Understanding a Second Mortgage
A
second mortgage is a loan that you take against the equity that you have
already built into your home. The proceeds from the second mortgage can
generally be used for whatever purpose the borrower has in mind. It can be
used to pay off a car loan or credit cards. The proceeds can be used for
home improvement or to take a vacation. The money can even be put in a
savings account for a rainy day fund.
Historically the total amount of debt from the first and second mortgage
combined could not be more than 80% of the total market value of the home.

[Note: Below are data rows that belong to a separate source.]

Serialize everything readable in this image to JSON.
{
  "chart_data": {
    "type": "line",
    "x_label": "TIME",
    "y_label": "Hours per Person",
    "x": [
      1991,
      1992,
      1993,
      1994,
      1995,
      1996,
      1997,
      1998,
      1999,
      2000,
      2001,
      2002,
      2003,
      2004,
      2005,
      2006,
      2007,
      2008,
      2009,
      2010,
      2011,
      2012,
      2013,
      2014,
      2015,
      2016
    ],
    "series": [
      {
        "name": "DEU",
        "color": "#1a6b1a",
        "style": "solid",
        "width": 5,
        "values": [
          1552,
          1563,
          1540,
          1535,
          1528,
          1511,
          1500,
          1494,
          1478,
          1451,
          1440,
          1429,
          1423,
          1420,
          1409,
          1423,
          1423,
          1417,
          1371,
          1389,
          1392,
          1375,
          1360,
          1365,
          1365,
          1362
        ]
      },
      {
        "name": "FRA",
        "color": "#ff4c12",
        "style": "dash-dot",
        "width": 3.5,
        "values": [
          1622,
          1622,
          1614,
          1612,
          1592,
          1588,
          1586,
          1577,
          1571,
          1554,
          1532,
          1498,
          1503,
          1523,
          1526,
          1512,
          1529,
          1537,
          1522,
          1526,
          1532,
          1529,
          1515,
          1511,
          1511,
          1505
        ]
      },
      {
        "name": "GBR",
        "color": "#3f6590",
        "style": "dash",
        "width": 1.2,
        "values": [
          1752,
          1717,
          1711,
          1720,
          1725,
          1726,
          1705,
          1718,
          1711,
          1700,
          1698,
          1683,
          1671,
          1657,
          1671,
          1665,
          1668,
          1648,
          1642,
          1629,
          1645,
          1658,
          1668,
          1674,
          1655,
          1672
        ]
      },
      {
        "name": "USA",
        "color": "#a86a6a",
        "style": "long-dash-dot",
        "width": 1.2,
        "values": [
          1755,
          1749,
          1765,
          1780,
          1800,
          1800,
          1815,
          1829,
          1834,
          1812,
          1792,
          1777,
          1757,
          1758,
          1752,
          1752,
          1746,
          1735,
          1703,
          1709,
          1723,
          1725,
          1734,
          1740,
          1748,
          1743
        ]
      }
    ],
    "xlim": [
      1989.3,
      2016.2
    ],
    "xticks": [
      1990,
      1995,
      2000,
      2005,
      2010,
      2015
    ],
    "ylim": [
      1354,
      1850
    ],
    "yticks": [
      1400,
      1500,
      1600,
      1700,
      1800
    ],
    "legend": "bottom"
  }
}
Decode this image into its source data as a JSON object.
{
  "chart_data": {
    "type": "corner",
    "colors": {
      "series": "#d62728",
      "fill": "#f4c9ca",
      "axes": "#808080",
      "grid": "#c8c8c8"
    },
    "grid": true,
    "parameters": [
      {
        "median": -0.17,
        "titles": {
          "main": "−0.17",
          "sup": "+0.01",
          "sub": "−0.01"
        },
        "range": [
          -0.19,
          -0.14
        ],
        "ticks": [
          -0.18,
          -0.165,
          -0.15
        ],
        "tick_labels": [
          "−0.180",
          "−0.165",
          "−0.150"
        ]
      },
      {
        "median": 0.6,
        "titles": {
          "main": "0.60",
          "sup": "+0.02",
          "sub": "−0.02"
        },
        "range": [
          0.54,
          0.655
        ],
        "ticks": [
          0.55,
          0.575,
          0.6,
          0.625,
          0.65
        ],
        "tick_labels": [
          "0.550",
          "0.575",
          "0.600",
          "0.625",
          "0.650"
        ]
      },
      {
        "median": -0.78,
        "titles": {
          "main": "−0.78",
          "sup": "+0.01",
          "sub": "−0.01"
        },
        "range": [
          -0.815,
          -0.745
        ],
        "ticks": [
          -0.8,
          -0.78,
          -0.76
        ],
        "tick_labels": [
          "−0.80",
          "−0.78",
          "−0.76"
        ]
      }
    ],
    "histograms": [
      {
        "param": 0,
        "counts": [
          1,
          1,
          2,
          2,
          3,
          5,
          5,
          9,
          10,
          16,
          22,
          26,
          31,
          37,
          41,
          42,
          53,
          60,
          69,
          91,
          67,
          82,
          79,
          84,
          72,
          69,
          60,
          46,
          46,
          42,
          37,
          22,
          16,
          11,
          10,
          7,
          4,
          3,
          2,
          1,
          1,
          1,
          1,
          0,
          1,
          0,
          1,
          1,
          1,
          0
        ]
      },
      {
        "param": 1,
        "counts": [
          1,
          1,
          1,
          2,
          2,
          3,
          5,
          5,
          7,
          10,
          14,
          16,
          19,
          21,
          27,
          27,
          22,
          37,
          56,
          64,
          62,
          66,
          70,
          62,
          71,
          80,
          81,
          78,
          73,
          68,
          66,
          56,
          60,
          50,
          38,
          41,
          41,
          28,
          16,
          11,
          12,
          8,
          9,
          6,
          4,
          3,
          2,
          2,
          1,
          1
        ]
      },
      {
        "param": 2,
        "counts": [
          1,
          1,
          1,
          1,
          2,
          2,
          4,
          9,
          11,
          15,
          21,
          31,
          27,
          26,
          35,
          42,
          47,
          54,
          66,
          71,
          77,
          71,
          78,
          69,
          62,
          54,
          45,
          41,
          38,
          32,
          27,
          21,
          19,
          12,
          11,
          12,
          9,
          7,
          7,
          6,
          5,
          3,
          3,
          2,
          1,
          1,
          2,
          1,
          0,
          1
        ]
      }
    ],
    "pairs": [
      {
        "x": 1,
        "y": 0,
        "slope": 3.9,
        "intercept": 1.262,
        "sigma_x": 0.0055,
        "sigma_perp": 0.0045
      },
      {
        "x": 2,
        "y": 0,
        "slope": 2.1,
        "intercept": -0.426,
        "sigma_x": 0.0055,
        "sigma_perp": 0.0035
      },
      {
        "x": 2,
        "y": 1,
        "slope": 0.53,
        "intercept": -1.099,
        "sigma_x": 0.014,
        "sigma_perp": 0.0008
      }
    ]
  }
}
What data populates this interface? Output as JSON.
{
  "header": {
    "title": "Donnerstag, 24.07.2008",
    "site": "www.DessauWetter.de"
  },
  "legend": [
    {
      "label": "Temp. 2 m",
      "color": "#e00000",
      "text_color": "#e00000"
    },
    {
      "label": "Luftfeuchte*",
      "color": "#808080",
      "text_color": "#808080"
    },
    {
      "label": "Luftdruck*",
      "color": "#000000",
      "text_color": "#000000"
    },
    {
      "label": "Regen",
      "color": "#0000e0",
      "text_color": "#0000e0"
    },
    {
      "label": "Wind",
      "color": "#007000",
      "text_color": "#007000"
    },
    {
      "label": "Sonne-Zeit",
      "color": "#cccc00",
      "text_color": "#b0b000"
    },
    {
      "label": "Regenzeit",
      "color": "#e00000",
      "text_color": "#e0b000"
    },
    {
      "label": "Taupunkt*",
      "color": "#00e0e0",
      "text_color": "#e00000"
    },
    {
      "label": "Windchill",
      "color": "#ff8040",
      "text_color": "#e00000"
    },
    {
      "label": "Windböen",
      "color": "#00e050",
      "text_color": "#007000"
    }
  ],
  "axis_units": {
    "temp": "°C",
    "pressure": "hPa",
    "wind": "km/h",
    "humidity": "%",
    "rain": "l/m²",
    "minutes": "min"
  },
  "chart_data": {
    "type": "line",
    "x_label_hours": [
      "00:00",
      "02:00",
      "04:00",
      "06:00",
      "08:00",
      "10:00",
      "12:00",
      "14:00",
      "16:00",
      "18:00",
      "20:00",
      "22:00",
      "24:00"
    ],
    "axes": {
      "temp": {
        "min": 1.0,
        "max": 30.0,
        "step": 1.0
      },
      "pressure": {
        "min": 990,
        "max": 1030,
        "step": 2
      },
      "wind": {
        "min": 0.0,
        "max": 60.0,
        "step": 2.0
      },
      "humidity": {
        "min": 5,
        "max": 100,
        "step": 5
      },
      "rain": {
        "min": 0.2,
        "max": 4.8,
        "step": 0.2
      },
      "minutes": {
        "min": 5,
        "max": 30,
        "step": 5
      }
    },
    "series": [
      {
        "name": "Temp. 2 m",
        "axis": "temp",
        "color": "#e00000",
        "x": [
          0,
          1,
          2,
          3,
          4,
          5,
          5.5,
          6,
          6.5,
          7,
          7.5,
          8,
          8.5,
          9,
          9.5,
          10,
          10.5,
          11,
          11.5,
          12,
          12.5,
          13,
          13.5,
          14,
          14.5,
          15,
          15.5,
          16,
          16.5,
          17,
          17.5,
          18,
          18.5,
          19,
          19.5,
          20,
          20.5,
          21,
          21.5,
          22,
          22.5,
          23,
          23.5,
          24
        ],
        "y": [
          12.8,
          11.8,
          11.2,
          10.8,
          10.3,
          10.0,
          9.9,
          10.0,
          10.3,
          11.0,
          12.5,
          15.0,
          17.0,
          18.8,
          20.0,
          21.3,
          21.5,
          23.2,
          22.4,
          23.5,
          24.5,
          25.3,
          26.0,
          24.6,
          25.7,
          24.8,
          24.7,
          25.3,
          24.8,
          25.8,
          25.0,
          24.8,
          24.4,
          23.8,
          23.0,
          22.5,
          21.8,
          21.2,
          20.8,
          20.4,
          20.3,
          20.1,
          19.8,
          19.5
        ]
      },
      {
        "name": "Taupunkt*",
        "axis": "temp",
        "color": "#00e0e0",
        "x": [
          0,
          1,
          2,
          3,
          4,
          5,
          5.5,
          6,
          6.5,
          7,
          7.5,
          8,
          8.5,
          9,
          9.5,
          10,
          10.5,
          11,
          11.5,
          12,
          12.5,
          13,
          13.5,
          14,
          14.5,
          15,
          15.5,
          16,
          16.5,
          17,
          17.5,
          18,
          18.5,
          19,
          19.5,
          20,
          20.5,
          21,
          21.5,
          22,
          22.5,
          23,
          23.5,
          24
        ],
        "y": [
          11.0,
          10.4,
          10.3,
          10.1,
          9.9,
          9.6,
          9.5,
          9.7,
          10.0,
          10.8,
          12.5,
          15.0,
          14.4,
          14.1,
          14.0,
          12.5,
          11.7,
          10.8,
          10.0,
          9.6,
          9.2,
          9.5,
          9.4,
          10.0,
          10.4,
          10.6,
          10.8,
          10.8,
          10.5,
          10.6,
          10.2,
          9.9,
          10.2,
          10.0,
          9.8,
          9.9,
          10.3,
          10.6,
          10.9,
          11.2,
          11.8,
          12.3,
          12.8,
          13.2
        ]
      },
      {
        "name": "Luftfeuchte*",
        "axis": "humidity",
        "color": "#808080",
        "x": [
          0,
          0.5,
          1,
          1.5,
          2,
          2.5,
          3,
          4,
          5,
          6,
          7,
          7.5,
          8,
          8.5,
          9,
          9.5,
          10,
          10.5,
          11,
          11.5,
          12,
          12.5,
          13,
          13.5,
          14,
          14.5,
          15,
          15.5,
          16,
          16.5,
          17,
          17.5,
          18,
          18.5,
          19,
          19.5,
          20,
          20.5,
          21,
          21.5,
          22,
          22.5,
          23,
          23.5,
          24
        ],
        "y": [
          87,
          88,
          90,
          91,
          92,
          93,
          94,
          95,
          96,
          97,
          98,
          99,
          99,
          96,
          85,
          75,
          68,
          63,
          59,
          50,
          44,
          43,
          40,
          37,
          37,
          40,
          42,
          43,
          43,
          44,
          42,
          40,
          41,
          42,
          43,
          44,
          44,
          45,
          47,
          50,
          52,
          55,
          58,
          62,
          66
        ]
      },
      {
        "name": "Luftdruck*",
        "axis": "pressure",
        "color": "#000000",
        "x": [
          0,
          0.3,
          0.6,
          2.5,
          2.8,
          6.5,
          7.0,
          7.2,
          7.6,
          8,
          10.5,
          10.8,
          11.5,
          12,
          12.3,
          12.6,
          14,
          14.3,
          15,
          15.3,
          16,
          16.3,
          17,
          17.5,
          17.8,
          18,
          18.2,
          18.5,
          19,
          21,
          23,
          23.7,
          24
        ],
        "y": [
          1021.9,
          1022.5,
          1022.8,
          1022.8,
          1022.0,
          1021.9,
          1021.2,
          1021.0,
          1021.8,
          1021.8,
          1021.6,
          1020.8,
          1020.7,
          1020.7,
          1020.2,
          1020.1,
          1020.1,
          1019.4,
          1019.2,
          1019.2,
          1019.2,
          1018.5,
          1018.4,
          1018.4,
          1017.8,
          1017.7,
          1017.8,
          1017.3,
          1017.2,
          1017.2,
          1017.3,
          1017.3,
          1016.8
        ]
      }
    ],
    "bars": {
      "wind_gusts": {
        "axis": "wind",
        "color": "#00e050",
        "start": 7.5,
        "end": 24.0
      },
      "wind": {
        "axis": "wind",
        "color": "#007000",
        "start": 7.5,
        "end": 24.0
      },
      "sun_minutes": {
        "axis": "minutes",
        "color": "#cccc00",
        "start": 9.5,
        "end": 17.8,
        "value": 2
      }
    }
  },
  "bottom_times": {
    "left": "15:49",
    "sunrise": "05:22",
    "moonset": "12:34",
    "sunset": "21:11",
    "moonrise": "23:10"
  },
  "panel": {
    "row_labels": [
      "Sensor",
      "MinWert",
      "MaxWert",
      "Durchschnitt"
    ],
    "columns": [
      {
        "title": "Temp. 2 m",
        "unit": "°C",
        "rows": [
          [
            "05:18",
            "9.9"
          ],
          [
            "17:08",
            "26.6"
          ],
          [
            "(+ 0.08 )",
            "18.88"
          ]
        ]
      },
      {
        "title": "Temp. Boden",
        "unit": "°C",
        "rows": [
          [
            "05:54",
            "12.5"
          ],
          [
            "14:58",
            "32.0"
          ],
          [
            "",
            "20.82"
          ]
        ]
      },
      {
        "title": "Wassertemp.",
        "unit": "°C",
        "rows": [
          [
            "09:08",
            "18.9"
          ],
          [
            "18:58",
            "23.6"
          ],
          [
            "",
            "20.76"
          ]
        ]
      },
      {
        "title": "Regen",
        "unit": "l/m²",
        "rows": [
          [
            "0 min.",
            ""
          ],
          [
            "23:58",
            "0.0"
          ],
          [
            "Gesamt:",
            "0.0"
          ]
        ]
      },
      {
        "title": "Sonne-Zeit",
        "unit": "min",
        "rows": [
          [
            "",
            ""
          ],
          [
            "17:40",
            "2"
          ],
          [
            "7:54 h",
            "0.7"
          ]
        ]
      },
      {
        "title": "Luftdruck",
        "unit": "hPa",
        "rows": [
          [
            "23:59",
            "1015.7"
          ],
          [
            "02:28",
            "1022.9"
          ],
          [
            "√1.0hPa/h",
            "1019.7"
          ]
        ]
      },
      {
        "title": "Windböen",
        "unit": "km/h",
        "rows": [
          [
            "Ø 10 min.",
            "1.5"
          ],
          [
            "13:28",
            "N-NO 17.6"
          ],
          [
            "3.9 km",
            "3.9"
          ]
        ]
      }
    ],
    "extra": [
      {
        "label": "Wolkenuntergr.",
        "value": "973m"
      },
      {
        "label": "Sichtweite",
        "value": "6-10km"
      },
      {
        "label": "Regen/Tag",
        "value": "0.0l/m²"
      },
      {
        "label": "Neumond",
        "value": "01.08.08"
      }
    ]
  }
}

However, low interest rates and a competitive marketplace have created a
lending environment where some lenders are approving second mortgages that,
when combined with first mortgage balance, is totaling as high as 125% of
the home value.
However, financial advisors will tell you that carrying that much debt on
your home is never a good idea. I never recommend borrowing more than 100%
of the value of your home and I rarely recommend a second mortgage with a
loan to value of greater than 90%.
Because a second mortgage is a property lien that is placed behind the first
mortgage, this means that in the event of a default, after the property is
sold the first mortgage gets paid first, including any legal costs and other
costs of the sale, before the second mortgage can be paid. If there is not
enough money from the sale of the home, the second mortgage does not get
paid.
A Higher Interest Rate
When
determining the interest rate that a lender is willing to loan money out for
a home mortgage, he looks at the risk level to him for loaning that money.
This is the reason that a high risk borrower with a poor credit history gets
charged a higher interest rate than a low risk borrower with a strong credit
history.
The
same theory holds true with a second mortgage. Because the lender of the
second mortgage is second to be paid off in the event of a default, and
because there is a greater chance that there might not be enough equity in
the home to pay off the second mortgage in full, second mortgages are
usually given at a higher interest rate than are first mortgages;
irregardless of who the borrower is.
Terms
Although you will have choices for terms when selecting your second
mortgage, in general the terms given for them are shorter than those of a
first mortgage. This is primarily because the amount of the second mortgage
is generally much lower than that of the first mortgage.
Second mortgage repayment terms can vary considerably, so it is important
that you look around for the one that is best for you. For the most part
they range in length from 5 to 20 years, with the majority of second
mortgage loans being 10 to 15 years. A select number of lenders will offer
a 30 year amortization and some of them will balloon (set a maturity date)
of 15 years. This loan is called a 30 due in 15. Generally, just like
first mortgages, the longer the maturity, the higher the interest rates.
Also, just like first mortgages, the higher the credit score (FICO) the
lower the interest rate.
Types of
Second Mortgages
Just
as the length of the second mortgage can vary, so can other repayment
terms. The majority of second mortgages are paid back in equal monthly
payments with a portion of the payment going to interest and a portion to
the principal balance, just like a first mortgage.
The
two most common types of second mortgages are the fixed rate and the HELOC.
(home equity line of credit) The former is a standard offering. The HELOC
is a little unique and has been very popular. The loan typically calls for
interest only payments for the first 5 to 10 years and then the line of
credit is frozen at the outstanding balance of the loan. At that point, the
loan payments are recast and a standard principal and interest payment is
established for the remaining 10 to 20 years. The HELOC's are typically
priced with a variable interest rate that is most commonly indexed to the
New York City prime interest rate.
Pricing on the HELOC's is like other loan pricing; the lower the FICO score
and the higher the loan to value, the higher the interest rate.
When
considering a second home mortgage, be sure to shop around and then talk to
lenders to ensure that you get the best deal for you!